Akdeniz’de yüzlerce göçmen boğuldu

Birleşmiş Milletler Sığınmacılar Yüksek Komiserliği’ne (BMSYK) göre, geçtiğimiz hafta sonu, 200’den fazla göçmenin Akdeniz’i geçmeye çalışırken öldüğü düşünülüyor. İnsan kaçakçıları tarafından lastik botlar içine istiflenen göçmenlerin, botların havasının boşalıp batması sonucunda boğulmuş olduğundan korkuluyor.

Libyalı sahil güvenlik görevlileri tarafından kurtarılan ve hayatta kalan yedi kişiden oluşan bir grup, 170 kişilik bir bottan yalnızca kendilerinin kurtulduğunu bildirdi. En az 120 göçmeni taşıyan ikinci bir teknenin Cumartesi günü batmasının ardından, diğer 60 kişinin boğulduğuna inanılıyor.

Ölenlerden bazılarının cesetleri, Libya’nın başkenti Trablusgarp’ın batı kıyısına vurdu.
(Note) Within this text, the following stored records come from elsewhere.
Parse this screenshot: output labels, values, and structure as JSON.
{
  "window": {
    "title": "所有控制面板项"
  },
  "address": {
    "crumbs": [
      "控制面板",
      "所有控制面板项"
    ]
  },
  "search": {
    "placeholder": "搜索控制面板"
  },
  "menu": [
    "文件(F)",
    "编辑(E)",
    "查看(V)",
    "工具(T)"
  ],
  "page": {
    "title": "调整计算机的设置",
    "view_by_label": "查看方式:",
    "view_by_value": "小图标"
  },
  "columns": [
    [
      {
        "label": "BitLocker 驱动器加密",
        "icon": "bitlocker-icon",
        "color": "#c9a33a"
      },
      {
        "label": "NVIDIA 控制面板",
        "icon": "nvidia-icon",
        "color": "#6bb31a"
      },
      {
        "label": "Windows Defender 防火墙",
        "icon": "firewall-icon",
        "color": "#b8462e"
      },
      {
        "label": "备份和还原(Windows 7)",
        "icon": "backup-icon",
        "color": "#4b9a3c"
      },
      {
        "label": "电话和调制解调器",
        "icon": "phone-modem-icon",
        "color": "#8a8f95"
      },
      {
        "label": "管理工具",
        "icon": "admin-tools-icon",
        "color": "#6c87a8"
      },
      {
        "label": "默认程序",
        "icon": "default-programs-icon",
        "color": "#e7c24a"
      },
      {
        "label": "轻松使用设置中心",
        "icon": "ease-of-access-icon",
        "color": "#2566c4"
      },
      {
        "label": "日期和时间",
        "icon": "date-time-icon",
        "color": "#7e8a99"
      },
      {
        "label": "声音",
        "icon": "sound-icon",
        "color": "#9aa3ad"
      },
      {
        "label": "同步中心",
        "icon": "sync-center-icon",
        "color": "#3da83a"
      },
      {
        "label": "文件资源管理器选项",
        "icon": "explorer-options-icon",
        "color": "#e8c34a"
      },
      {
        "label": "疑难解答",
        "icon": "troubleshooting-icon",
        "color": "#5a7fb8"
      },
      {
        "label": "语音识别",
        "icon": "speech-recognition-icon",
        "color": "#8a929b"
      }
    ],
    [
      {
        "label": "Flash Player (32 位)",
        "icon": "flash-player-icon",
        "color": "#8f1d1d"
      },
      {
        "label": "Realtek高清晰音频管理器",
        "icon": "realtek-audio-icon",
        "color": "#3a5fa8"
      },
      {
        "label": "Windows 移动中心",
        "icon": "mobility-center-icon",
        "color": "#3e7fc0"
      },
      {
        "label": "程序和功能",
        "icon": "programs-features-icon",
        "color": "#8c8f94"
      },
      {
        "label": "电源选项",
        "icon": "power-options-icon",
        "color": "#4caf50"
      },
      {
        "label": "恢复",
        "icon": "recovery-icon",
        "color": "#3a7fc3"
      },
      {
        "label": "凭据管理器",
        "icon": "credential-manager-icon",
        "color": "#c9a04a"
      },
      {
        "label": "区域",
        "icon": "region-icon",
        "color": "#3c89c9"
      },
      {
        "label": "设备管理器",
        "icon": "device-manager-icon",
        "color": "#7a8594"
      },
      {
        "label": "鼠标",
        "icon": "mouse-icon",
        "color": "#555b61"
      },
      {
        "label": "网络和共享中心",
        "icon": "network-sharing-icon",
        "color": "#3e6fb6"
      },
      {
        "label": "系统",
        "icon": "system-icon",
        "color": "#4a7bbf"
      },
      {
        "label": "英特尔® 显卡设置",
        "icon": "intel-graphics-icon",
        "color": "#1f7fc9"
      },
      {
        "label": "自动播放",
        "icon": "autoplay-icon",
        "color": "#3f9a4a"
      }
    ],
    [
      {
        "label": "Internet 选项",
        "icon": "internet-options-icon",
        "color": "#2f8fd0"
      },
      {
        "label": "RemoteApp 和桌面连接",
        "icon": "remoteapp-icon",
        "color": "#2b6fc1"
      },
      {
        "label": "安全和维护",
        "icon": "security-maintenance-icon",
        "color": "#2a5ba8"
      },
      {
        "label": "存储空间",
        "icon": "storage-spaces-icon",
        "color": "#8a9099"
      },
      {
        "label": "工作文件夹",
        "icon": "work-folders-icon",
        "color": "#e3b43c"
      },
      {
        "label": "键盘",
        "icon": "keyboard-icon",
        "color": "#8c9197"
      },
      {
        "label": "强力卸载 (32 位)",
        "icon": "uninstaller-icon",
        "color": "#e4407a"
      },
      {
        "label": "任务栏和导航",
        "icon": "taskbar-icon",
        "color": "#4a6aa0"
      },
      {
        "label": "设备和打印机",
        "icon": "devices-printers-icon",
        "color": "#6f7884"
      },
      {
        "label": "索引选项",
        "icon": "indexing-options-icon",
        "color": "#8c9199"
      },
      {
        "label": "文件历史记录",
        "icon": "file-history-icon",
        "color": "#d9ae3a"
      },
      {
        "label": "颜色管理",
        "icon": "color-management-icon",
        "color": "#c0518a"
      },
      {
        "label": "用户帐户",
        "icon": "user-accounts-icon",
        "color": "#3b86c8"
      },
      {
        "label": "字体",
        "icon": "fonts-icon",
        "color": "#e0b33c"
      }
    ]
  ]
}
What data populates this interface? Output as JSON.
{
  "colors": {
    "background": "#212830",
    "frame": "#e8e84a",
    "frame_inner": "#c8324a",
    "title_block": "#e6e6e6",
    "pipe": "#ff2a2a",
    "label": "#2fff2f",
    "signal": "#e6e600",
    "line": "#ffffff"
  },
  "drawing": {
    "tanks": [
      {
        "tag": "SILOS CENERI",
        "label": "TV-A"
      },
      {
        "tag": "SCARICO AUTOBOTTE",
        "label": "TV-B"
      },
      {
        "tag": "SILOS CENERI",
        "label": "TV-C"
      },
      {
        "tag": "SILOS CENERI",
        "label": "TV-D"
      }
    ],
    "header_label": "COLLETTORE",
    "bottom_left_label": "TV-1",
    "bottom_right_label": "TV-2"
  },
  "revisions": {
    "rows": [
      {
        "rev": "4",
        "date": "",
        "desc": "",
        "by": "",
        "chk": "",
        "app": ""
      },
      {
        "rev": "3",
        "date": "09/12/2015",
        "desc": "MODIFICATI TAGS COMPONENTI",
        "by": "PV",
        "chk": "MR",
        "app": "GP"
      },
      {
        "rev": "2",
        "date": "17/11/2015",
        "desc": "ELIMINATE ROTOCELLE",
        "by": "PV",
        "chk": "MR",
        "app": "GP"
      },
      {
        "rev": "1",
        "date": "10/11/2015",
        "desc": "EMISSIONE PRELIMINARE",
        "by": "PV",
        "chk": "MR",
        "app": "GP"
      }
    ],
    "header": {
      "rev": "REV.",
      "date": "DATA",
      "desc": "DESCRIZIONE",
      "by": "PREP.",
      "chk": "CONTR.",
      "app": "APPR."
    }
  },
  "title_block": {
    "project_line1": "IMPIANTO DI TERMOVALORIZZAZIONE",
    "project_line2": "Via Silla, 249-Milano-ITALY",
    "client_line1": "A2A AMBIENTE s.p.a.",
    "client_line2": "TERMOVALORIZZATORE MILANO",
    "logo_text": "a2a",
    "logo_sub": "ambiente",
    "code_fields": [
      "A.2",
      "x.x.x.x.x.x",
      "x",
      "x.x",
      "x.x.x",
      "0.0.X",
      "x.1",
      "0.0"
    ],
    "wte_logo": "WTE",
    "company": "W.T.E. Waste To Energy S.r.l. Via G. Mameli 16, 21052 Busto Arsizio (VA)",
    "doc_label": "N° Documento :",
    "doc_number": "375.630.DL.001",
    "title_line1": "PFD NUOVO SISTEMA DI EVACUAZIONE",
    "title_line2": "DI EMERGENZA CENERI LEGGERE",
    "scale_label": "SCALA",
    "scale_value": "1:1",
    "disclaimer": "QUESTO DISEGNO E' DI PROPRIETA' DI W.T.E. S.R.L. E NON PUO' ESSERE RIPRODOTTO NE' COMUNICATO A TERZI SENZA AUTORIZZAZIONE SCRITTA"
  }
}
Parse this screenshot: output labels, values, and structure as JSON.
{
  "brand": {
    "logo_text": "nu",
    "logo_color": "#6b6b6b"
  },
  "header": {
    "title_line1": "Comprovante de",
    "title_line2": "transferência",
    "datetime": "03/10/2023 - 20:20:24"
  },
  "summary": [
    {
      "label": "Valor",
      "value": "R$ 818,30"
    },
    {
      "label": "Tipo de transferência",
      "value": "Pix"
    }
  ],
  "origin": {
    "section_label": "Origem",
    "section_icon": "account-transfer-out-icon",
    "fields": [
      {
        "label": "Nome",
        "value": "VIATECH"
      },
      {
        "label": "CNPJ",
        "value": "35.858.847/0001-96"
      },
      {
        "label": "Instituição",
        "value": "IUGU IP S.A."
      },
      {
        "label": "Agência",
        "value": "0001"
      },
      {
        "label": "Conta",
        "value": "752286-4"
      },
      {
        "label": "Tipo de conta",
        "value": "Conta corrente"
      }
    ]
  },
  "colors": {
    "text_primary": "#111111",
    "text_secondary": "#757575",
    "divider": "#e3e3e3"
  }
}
Trablusgarp’ın yaklaşık 30 kilometre batısındaki Zawiya’daki Kızılay sözcüsü Mohanad Krima, kıyıda 11 cesedin bulunduğunu bildirdi.

Krima, “tüm cesetler kadın kurbanlardan oluşuyor ve cesetler arasında bir yaşından küçük bir kız çocuğu var” diye konuştu.

BMSYK, bu son trajedilerin öncesinde, bu yıl içinde, şimdiye kadar, Kuzey Afrika’dan Güney İtalya’ya tehlikeli yollardan geçmeye çalışan 1.150’den fazla insanın öldüğünü ya da kaybolduğunu bildirmişti.

BM kurumu, sayının 2016 yılının aynı dönemine göre yüzde 30 artış gösterdiğini ve 43.000’den fazla göçmenin gözetim altında İtalya’ya ulaştığını bildirdi. BMSYK Genel Sekreteri Filippo Grandi, bu istatistiklere dayanarak, geçmeye çalışan her 35 kişiden birinin öldüğünü söyledi. Bununla birlikte, gerçek ölü sayıları, kuşkusuz, çok daha yüksek.

Ölümcül geçişi denemeye çalışan insan sayısında son dönemde yaşanan artış, kısmen havaların ısınmaya başlamasına bağlı olsa da, Avrupa genelinde kapitalist hükümetler tarafından sürdürülen göçmen karşıtı sağcı politikalar, bundan çok daha büyük bir rol oynuyor.

Akdeniz'i binlerce göçmen için mezarlığa dönüştürmüş olan Kuzey Afrika'dan İtalya'ya giden deniz yolu, dünyada göçmenler için en ölümcül geçit. Bununla birlikte, bu yol, çoğu sadece kendi ülkelerinde emperyalizmin dehşetlerinden değil ama aynı zamanda Avrupa'daki aile üyeleri ile birleşmek için kaçan ve Avrupa'ya ulaşmaya çalışan insanlar için neredeyse tek seçenek haline gelmiş durumda. Avrupa'ya ulaşmaya çalışan sığınmacıların yüzde 90'dan fazlasını, halen Libya'dan yola çıkanlar oluşturuyor. Resmi rakamlara göre, geçtiğimiz yıl Akdeniz'de, Libya’dan yola çıkan 5 binden fazla insan öldü.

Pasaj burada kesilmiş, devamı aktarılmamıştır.